Computer scientists in the US have developed a completely new programming language that makes software programs four times faster than any other existing language, in order to solve the complexities found in big data.

Researchers from MIT's Computer Science and Artificial Intelligence Laboratory (CSAIL) have developed a language called Milk that allows application developers to manage memory more efficiently in programs that need to deal with data scattered across large datasets.

At the moment, a computer chip manages its memory by making the assumption that if a software program requires a large chunk of data stored at a specific memory location, then it very likely will also need the neighbouring chunks of data near to the chunk that has been requested.

Unfortunately, big data doesn't work this way. Designed as a solution for processing ginormous, often unstructured amounts of data in order to gleam intelligent insights to help our daily lives, computers typically have to collect, store and process data in order to form connections between data points and detect patterns.

This puts a strain on computer chips and makes it a slow process to carry out the complex demands required from big data algorithms, as the computer chip works by fetching one single data item, one at a time from its main memory.

Batch processing using multi-core computer processors

Instead of requesting one single data item at a time, the researchers programmed Milk to be able to add a few commands to OpenMP, which is an extension that is used by other coding languages like C and Fortran to make it easier to write code for multicore processors.

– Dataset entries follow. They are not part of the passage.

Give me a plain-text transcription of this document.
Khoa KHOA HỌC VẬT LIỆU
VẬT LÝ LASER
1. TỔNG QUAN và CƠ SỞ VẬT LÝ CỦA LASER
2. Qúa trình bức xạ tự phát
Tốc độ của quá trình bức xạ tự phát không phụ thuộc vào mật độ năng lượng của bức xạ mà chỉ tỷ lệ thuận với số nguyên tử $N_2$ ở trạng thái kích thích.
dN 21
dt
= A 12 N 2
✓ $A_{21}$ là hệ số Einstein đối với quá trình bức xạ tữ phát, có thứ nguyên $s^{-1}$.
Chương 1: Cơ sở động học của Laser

In a computer chip, each processor (also known as a "core") has its own cache, which is a small, local, high speed memory bank. The idea is for developers to use Milk to add a few additional lines of code around any instruction requesting data.

Rather than responding to the request immediately, the Milk program gets the address of where the data item is stored and adds it to a list pertaining to a particular core. Once there are enough data item addresses on all the lists, then the cores pool the lists together, and Milk figures out which data items are closest to each other.

Then, new instructions are distributed to the cores, and each core only requests from memory the data items that are needed, and the data is retrieved much more quickly and efficiently.

"Many important applications today are data-intensive, but unfortunately, the growing gap in performance between memory and CPU means they do not fully utilise current hardware," said Matei Zaharia, an assistant professor of computer science at Stanford University.

"Milk helps to address this gap by optimizing memory access in common programming constructs. The work combines detailed knowledge about the design of memory controllers with knowledge about compilers to implement good optimisations for current hardware."

The researchers are presenting a paper on the Milk coding language at the 25<sup>th International Conference on Parallel Architectures and Compilation Techniques in Haifa, Israel, which is held between 11-15 September 2016.